Vertical spread and assignment risk

Discussion in 'Options' started by a529612, Nov 14, 2006.

  1. Say you do a bull spread DITM on both legs and the underlying is trading well above the BEP. How do you handle assignment risk for the short leg if you don't have equity to buy the underlying when it gets assigned? Do you just exercise the long leg if you get a house call?
     
  2. MTE

    MTE

    If you are assigned on a bull call spread then just exercise the long to cover the assignment. The only problem is when you are assigned due to the dividend, as by the time you realize you were assigned it's too late and no matter what you do you will still be responsible for the dividend.
     
  3. Also, if you don't have enough equity to cover the assignment, your broker will automatically exercise your long leg.
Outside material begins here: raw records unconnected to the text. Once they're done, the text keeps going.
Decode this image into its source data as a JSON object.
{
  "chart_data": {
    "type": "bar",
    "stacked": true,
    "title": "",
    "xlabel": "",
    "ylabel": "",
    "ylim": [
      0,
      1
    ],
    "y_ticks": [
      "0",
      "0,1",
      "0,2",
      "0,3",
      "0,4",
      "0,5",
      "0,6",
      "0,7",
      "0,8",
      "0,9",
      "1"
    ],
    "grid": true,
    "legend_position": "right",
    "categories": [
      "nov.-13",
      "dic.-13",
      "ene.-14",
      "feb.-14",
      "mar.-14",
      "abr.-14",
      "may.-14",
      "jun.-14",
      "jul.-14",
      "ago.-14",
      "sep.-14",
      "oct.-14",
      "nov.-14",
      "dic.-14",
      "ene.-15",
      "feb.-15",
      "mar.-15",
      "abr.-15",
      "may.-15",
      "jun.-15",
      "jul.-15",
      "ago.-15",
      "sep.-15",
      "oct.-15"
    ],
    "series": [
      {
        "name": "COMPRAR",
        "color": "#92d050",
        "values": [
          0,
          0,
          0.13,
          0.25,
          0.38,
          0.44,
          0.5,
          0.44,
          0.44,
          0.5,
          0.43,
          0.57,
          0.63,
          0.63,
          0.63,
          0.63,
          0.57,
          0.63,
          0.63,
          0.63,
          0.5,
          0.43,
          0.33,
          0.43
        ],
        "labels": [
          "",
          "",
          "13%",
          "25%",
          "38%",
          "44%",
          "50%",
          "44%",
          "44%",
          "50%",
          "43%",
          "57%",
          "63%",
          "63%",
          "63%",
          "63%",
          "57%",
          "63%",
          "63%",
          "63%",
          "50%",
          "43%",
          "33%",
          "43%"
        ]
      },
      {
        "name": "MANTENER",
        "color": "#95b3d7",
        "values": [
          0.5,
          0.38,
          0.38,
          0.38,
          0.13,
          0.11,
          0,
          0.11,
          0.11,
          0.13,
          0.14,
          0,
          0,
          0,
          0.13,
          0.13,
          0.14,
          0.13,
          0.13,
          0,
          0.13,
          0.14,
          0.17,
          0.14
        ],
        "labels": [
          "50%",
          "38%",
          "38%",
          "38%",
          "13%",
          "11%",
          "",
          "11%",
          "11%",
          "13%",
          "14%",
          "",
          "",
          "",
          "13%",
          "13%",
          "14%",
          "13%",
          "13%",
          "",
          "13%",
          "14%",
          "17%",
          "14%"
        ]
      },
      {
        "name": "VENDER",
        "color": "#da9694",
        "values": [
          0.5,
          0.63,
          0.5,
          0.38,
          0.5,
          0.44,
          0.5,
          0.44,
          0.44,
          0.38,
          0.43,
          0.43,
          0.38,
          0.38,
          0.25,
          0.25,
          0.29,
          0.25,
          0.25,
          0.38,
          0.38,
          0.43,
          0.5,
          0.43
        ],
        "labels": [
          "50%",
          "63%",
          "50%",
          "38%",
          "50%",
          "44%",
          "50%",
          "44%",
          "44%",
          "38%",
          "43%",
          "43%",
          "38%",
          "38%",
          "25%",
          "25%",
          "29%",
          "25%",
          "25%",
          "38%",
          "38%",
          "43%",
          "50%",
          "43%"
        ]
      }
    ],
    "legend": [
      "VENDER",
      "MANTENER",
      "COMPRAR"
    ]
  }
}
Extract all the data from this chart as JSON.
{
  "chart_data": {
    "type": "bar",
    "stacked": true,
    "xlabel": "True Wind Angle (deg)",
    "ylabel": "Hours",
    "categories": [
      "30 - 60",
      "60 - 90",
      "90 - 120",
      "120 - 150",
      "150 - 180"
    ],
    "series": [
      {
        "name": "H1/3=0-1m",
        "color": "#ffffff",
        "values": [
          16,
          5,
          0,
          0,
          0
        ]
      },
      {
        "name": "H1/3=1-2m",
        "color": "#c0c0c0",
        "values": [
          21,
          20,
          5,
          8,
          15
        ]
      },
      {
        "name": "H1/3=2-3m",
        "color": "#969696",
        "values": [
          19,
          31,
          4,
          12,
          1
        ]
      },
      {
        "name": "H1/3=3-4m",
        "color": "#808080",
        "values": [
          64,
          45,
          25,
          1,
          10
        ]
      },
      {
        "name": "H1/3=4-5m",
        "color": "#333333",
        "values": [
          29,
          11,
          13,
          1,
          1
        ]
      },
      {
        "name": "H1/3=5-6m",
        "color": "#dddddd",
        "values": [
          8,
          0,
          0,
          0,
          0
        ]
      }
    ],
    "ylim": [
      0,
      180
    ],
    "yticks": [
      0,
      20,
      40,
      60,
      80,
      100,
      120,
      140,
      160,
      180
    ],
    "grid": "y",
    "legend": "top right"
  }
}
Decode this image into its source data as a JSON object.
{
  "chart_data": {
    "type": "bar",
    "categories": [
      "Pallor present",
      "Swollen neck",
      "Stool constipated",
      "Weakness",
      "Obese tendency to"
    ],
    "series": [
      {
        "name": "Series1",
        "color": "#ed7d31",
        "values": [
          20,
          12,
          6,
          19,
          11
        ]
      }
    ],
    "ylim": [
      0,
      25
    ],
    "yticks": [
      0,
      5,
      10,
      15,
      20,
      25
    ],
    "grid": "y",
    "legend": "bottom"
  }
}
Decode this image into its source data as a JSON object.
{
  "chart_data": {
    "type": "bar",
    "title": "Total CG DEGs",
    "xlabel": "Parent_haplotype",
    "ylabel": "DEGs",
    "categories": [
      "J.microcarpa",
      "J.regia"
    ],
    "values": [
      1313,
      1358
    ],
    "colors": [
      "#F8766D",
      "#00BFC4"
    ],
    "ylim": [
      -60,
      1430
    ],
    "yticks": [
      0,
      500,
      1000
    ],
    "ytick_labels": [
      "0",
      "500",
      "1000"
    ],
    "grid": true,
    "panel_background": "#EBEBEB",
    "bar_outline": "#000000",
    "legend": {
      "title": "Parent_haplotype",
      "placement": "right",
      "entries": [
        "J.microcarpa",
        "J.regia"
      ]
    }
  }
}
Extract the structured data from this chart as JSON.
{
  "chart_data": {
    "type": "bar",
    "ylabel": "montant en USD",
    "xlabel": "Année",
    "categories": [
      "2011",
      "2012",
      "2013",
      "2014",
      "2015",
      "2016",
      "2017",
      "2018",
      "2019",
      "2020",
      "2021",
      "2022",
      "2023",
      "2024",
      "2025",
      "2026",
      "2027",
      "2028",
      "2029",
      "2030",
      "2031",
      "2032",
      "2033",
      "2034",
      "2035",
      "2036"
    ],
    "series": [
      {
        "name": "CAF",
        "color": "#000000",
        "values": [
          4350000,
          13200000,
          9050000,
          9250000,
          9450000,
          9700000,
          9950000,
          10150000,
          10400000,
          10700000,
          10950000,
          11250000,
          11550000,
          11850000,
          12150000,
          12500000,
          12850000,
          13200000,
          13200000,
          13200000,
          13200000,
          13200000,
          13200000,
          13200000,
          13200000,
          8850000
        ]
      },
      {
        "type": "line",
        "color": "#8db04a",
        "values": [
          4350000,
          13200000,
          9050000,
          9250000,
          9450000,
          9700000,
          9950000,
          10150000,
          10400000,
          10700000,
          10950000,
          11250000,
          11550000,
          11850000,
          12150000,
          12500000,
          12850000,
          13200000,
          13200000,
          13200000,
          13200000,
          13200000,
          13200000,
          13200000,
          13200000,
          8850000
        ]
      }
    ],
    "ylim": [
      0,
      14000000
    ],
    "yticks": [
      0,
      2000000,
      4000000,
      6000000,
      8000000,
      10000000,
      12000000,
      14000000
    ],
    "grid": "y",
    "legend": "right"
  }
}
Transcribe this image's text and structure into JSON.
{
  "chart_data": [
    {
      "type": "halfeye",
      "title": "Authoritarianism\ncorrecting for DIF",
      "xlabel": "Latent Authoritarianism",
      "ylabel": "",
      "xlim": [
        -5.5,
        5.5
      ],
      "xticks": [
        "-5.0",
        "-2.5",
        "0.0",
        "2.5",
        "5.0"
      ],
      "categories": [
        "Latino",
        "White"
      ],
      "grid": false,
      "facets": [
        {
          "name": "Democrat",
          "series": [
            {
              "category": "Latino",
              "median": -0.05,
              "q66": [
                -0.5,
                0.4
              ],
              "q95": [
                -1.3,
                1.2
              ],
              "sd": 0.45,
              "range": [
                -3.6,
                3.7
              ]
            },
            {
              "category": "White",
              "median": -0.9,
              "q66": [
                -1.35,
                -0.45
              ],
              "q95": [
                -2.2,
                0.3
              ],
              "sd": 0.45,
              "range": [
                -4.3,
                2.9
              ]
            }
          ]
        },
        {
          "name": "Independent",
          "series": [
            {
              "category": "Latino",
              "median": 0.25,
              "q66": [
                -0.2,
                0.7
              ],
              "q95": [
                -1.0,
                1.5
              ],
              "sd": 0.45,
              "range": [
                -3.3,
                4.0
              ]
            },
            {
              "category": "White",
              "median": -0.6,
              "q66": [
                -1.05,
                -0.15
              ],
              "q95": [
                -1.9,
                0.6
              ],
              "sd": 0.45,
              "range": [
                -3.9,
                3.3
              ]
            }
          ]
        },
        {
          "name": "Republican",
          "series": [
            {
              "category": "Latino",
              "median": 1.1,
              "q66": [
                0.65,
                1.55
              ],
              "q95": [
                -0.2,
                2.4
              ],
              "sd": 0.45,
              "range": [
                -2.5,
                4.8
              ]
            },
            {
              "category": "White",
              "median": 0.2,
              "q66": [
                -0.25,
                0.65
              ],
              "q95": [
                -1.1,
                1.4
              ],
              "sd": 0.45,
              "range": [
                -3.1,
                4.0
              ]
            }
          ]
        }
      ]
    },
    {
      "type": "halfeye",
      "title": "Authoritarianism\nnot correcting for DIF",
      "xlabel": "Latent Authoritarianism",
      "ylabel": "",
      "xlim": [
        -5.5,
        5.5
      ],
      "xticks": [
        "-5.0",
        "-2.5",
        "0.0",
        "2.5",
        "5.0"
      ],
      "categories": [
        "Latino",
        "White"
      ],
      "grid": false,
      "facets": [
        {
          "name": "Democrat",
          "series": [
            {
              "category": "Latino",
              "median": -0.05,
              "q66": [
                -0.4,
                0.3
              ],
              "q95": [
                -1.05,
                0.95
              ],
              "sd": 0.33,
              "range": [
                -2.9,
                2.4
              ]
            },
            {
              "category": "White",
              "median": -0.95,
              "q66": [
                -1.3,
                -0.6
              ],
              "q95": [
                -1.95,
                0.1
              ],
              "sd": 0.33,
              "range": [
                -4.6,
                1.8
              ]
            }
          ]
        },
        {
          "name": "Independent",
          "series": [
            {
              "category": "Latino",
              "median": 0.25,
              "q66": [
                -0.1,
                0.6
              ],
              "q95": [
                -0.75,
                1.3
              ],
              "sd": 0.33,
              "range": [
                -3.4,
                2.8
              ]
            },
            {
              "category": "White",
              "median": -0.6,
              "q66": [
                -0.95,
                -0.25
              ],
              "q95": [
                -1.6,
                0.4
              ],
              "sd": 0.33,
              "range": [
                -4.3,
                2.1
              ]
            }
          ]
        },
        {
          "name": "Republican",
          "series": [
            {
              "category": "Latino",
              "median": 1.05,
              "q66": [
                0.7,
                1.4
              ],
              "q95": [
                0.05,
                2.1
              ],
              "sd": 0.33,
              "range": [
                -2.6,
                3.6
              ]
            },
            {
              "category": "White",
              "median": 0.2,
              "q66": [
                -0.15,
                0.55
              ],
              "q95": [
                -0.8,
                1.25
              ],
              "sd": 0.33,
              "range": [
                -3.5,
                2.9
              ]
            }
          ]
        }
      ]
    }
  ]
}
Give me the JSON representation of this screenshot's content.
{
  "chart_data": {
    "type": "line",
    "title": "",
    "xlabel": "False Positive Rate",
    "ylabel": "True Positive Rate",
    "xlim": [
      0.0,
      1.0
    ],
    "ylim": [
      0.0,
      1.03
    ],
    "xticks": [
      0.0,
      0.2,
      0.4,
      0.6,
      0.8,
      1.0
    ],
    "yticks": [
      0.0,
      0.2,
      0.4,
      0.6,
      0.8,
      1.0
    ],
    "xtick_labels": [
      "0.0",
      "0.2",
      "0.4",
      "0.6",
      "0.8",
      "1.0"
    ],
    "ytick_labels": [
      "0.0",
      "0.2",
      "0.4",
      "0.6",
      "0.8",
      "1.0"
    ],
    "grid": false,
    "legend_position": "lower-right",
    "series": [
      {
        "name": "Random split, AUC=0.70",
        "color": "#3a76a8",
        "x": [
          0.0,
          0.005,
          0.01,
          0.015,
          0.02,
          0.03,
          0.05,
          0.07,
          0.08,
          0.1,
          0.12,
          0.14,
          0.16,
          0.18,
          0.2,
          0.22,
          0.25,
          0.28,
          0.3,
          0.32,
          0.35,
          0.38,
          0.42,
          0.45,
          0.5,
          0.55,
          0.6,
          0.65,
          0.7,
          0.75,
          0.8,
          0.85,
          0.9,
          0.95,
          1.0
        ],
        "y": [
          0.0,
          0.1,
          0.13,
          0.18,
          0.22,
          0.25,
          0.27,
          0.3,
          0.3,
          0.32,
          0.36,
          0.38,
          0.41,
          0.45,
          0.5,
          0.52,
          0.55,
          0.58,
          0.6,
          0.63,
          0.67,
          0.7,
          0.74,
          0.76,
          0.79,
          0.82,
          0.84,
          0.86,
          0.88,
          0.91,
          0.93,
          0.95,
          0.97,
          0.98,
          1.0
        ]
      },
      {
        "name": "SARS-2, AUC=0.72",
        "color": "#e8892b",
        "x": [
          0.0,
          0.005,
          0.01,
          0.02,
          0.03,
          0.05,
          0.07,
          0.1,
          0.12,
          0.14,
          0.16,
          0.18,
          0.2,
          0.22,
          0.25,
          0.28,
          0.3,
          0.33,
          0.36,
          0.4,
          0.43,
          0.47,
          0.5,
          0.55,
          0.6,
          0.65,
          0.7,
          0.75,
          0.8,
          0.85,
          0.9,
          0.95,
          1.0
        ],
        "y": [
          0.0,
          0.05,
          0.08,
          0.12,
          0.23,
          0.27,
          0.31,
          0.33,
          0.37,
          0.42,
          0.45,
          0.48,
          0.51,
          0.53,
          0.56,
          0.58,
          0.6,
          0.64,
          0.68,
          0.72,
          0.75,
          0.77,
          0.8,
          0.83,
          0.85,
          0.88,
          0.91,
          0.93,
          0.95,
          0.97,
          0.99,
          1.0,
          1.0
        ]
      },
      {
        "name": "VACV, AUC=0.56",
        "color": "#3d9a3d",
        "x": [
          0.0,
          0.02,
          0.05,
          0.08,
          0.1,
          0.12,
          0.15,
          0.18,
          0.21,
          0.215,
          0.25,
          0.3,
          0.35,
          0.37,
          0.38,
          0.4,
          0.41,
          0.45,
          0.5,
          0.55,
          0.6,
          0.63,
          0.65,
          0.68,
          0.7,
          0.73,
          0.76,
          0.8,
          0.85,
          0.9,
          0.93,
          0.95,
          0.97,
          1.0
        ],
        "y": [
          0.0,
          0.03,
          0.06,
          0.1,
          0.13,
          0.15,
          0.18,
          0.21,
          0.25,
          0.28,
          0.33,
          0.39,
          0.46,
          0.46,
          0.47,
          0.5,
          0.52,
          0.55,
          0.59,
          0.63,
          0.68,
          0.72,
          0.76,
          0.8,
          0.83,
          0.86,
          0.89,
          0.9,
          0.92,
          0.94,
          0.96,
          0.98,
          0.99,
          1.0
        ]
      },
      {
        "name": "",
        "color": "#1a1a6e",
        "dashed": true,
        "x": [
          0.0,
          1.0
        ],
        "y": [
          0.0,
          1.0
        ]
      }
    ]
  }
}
But as MTE said, you still have to cough up the dividend if there was one (happened to me once, not a nice feeling but taught me to check for dividends on ALL of my equity option positions, lol).
    Daddy's boy
     
  4. Got popped for one of those myself once...

    once...
     
  5. When the broker exercises the long leg for you to cover the short leg assignment, don't you have to have the equity to buy the underlying stock?
     
  6. No. You are assigned on the short call, meaning you have to deliver stock to the call owner at that strike. You then exercise your long call, meaning you buy stock from the call seller at that strike. So, you owe stock and you buy stock, the two thus net off to zero. All you end up paying is commission for the stock transaction and of course the loss you incur in the differences between the strikes.